Un quêteux du nom de Métivier, reconnu pour sa petite taille, parcourait chaque année les rangs de la paroisse de Saint-Sylvestre et visitait quelques familles. Très jovial, malcommode même, il était toujours accueilli avec générosité par les paroissiens qui adoraient l’entendre conter ses histoires loufoques et ses bonnes blagues. Or, un jour, en se rendant dans le rang de Beaurivage, il se sentit malade et n’eut d’autre recours que de se reposer sous les arbres.

Monsieur et madame Faucher de Beaurivage, allant visiter des parents à Saint-Bernard ce jour-là, empruntèrent la route Cyr et remarquèrent le panier du quêteux de l’autre côté de la clôture, au bout des terres. Sans y prêter plus d’attention, ils pensèrent que leur quêteux avait traversé la clôture pour faire ses besoins naturels. Quelle surprise pour le couple quand, le lendemain, à leur retour, ils trouvèrent le panier à la même place ! Aussitôt arrivés à la maison, inquiets du sort du mendiant, ils alertèrent le voisinage.

Répondant à l’appel, plusieurs hommes partirent en hâte à la recherche de ce personnage tant apprécié. Il fallut quelques heures pour le retrouver dans un piètre état, sous les sapins. Après avoir amené le quêteux chez monsieur Alphonse Létourneau pour le laver, les volontaires attristés le transportèrent chez monsieur Eustache Gilbert. Puis, on alla quérir le curé Verret qui administra les derniers sacrements au pauvre malheureux, juste avant qu’il ne rende la vie. Le glas sonna au village, annonçant le décès à toute la paroisse.

À la demande de monsieur Gilbert, on exposa le corps dans sa maison, et ce fut monsieur John Marcoux qui fit sa toilette. N’écoutant que leur charité et leur grande générosité, les gens de Beaurivage se cotisèrent pour acheter les vêtements nécessaires à l’exposition du défunt. Toutes les dépenses occasionnées par le décès furent payées, jusqu’au service chanté par monsieur le curé Verret.

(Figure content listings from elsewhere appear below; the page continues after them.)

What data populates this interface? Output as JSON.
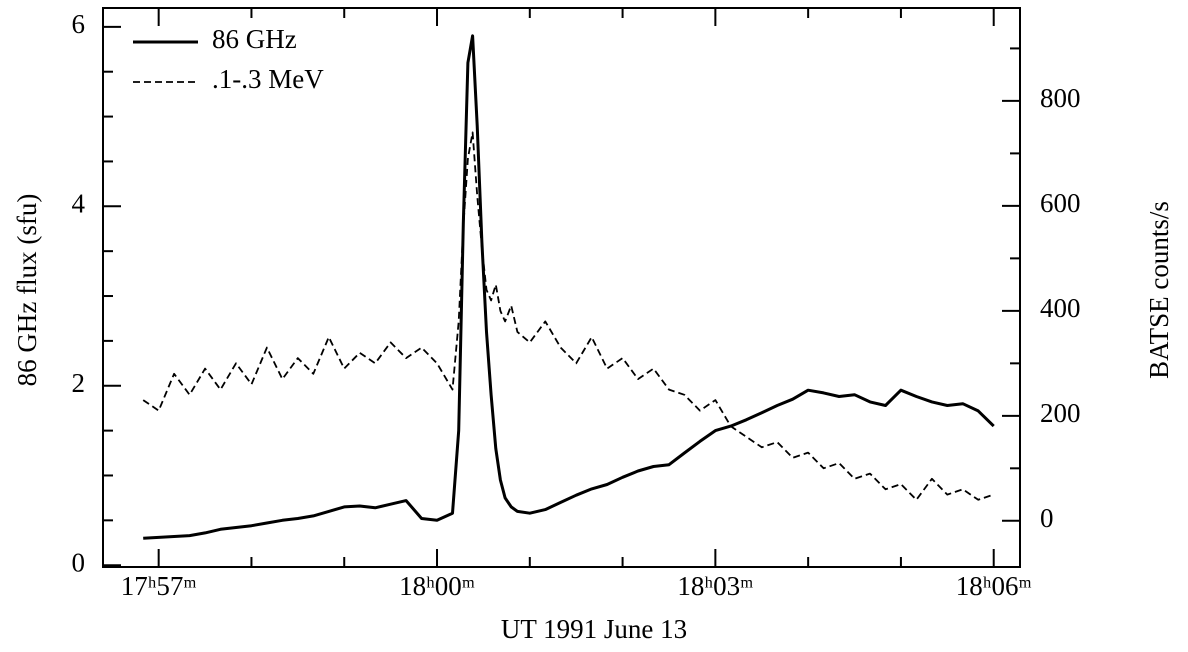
{
  "chart_data": {
    "type": "line",
    "xlabel": "UT 1991 June 13",
    "ylabel": "86 GHz flux (sfu)",
    "y2label": "BATSE counts/s",
    "legend": "upper left",
    "x": [
      "17:56:50",
      "17:57:00",
      "17:57:10",
      "17:57:20",
      "17:57:30",
      "17:57:40",
      "17:57:50",
      "17:58:00",
      "17:58:10",
      "17:58:20",
      "17:58:30",
      "17:58:40",
      "17:58:50",
      "17:59:00",
      "17:59:10",
      "17:59:20",
      "17:59:30",
      "17:59:40",
      "17:59:50",
      "18:00:00",
      "18:00:10",
      "18:00:14",
      "18:00:17",
      "18:00:20",
      "18:00:23",
      "18:00:26",
      "18:00:29",
      "18:00:32",
      "18:00:35",
      "18:00:38",
      "18:00:41",
      "18:00:44",
      "18:00:48",
      "18:00:52",
      "18:01:00",
      "18:01:10",
      "18:01:20",
      "18:01:30",
      "18:01:40",
      "18:01:50",
      "18:02:00",
      "18:02:10",
      "18:02:20",
      "18:02:30",
      "18:02:40",
      "18:02:50",
      "18:03:00",
      "18:03:10",
      "18:03:20",
      "18:03:30",
      "18:03:40",
      "18:03:50",
      "18:04:00",
      "18:04:10",
      "18:04:20",
      "18:04:30",
      "18:04:40",
      "18:04:50",
      "18:05:00",
      "18:05:10",
      "18:05:20",
      "18:05:30",
      "18:05:40",
      "18:05:50",
      "18:06:00"
    ],
    "series": [
      {
        "name": "86 GHz",
        "color": "#000000",
        "dash": "solid",
        "axis": "y",
        "values": [
          0.3,
          0.31,
          0.32,
          0.33,
          0.36,
          0.4,
          0.42,
          0.44,
          0.47,
          0.5,
          0.52,
          0.55,
          0.6,
          0.65,
          0.66,
          0.64,
          0.68,
          0.72,
          0.52,
          0.5,
          0.58,
          1.5,
          3.8,
          5.6,
          5.9,
          4.9,
          3.6,
          2.6,
          1.9,
          1.3,
          0.95,
          0.75,
          0.65,
          0.6,
          0.58,
          0.62,
          0.7,
          0.78,
          0.85,
          0.9,
          0.98,
          1.05,
          1.1,
          1.12,
          1.25,
          1.38,
          1.5,
          1.55,
          1.62,
          1.7,
          1.78,
          1.85,
          1.95,
          1.92,
          1.88,
          1.9,
          1.82,
          1.78,
          1.95,
          1.88,
          1.82,
          1.78,
          1.8,
          1.72,
          1.55
        ]
      },
      {
        "name": ".1-.3 MeV",
        "color": "#000000",
        "dash": "dashed",
        "axis": "y2",
        "values": [
          230,
          210,
          280,
          240,
          290,
          250,
          300,
          260,
          330,
          270,
          310,
          280,
          350,
          290,
          320,
          300,
          340,
          310,
          330,
          300,
          250,
          380,
          560,
          690,
          740,
          620,
          520,
          440,
          420,
          450,
          400,
          380,
          410,
          360,
          340,
          380,
          330,
          300,
          350,
          290,
          310,
          270,
          290,
          250,
          240,
          210,
          230,
          180,
          160,
          140,
          150,
          120,
          130,
          100,
          110,
          80,
          90,
          60,
          70,
          40,
          80,
          50,
          60,
          40,
          50
        ]
      }
    ],
    "xlim": [
      "17:56:24",
      "18:06:17"
    ],
    "xticks": [
      {
        "value": "17:57:00",
        "label": "17ʰ57ᵐ"
      },
      {
        "value": "18:00:00",
        "label": "18ʰ00ᵐ"
      },
      {
        "value": "18:03:00",
        "label": "18ʰ03ᵐ"
      },
      {
        "value": "18:06:00",
        "label": "18ʰ06ᵐ"
      }
    ],
    "xminor_ticks": [
      "17:58:00",
      "17:59:00",
      "18:01:00",
      "18:02:00",
      "18:04:00",
      "18:05:00"
    ],
    "ylim": [
      -0.02,
      6.21
    ],
    "yticks": [
      0,
      2,
      4,
      6
    ],
    "yminor_ticks": [
      0.5,
      1,
      1.5,
      2.5,
      3,
      3.5,
      4.5,
      5,
      5.5
    ],
    "y2lim": [
      -88,
      977
    ],
    "y2ticks": [
      0,
      200,
      400,
      600,
      800
    ],
    "y2minor_ticks": [
      100,
      300,
      500,
      700,
      900
    ]
  }
}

Encore aujourd’hui, on se souvient des funérailles de feu le quêteux puisque deux événements cocasses vinrent ébranler les bonnes gens de la paroisse. À cette époque, il fallait aménager une pièce à la maison et préparer les planches pour exposer le corps, chez monsieur Gilbert en l’occurrence, dans ce cas-ci. Comme le cadavre était fort rigide, des malins décidèrent de le placer debout, dans le coin, en attendant que tout soit prêt. Quelques instants plus tard, une femme du voisinage décida de faire une petite visite de sympathie, en avance… Elle faillit perdre connaissance en voyant le mort, les cheveux coupés, la barbe rasée, debout dans le salon. Elle crut à un mort-vivant. Imaginez la pauvre dame ! Elle s’en retourna plus vite que venue et ne prit même pas le temps de réciter la prière habituelle ! Le quêteux Métivier devait rire dans sa barbe en broussaille, haut perché au paradis.

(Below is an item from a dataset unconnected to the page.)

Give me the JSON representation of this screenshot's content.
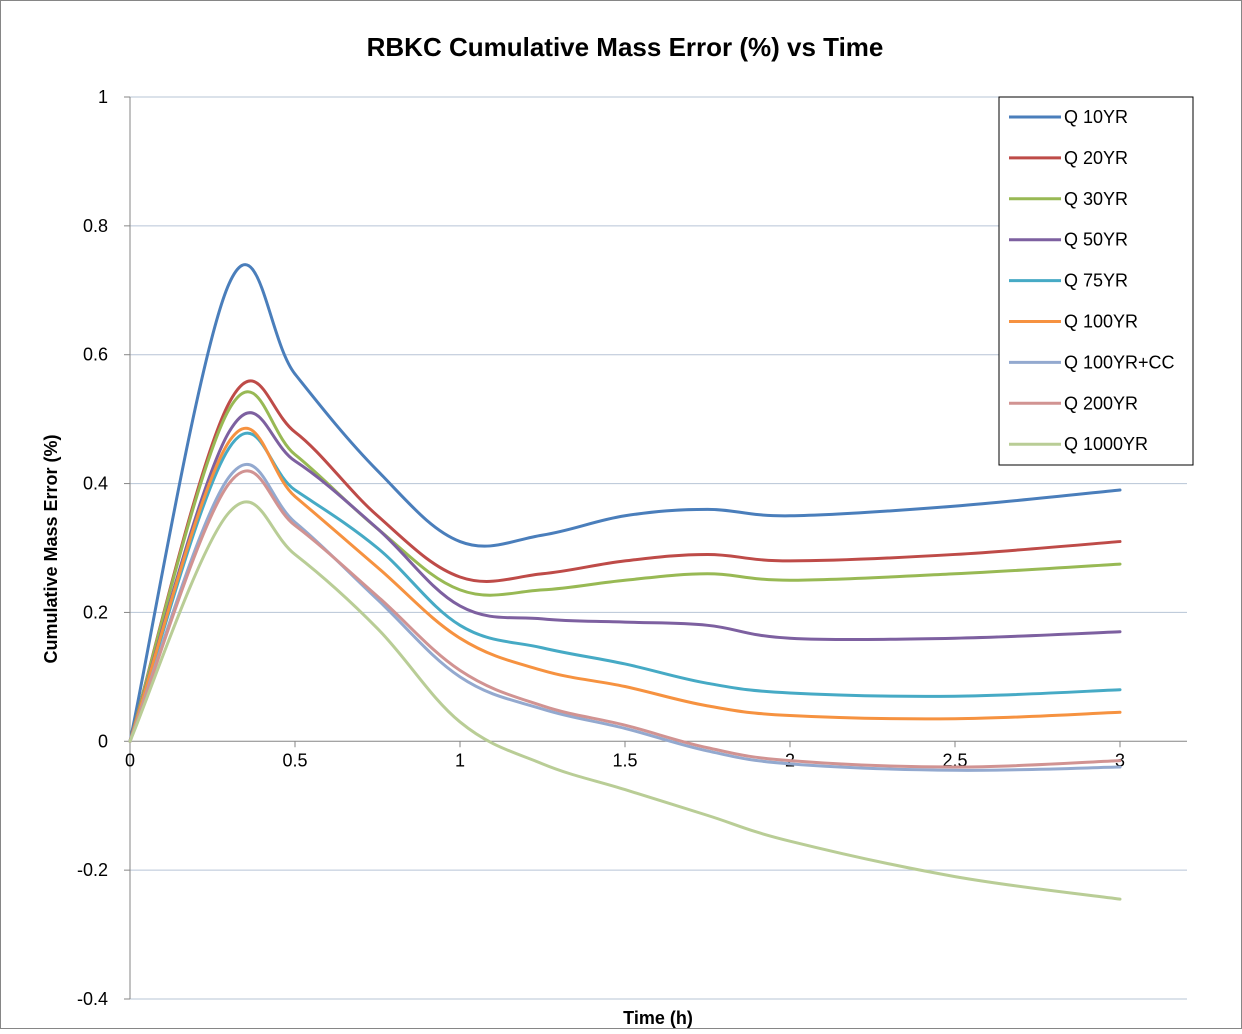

Le deuxième soir, monsieur Alphonse Pageot, ayant une peur morbide des morts, vint veiller le corps du mendiant, bien allongé sur les planches cette fois-ci, un sou déposé sur chaque œil et un chapelet autour de ses mains jointes sur sa poitrine. Un peu fatigué, monsieur Pageot s’endormit sur un banc. Devant ce fait, les autres veilleurs, qui le connaissaient bien, en profitèrent pour lui jouer un vilain tour en quittant la pièce à son insu, sans mot dire. Quelques instants plus tard, le chat de la maison sauta sur le banc du dormeur et le réveilla brusquement. Il jeta un coup d’œil autour de lui pour constater qu’il était seul avec le mort. Pris de frayeur, il ouvrit la porte et enjamba toutes les marches de l’escalier d’un seul coup, se jurant qu’on ne le reprendrait plus jamais. Même mort, le quêteur farceur inspirait les gens à jouer des tours et à profiter de la vie !

Source : Saint-Sylvestre se raconte 1828-1978, sous la direction de Julien Bilodeau.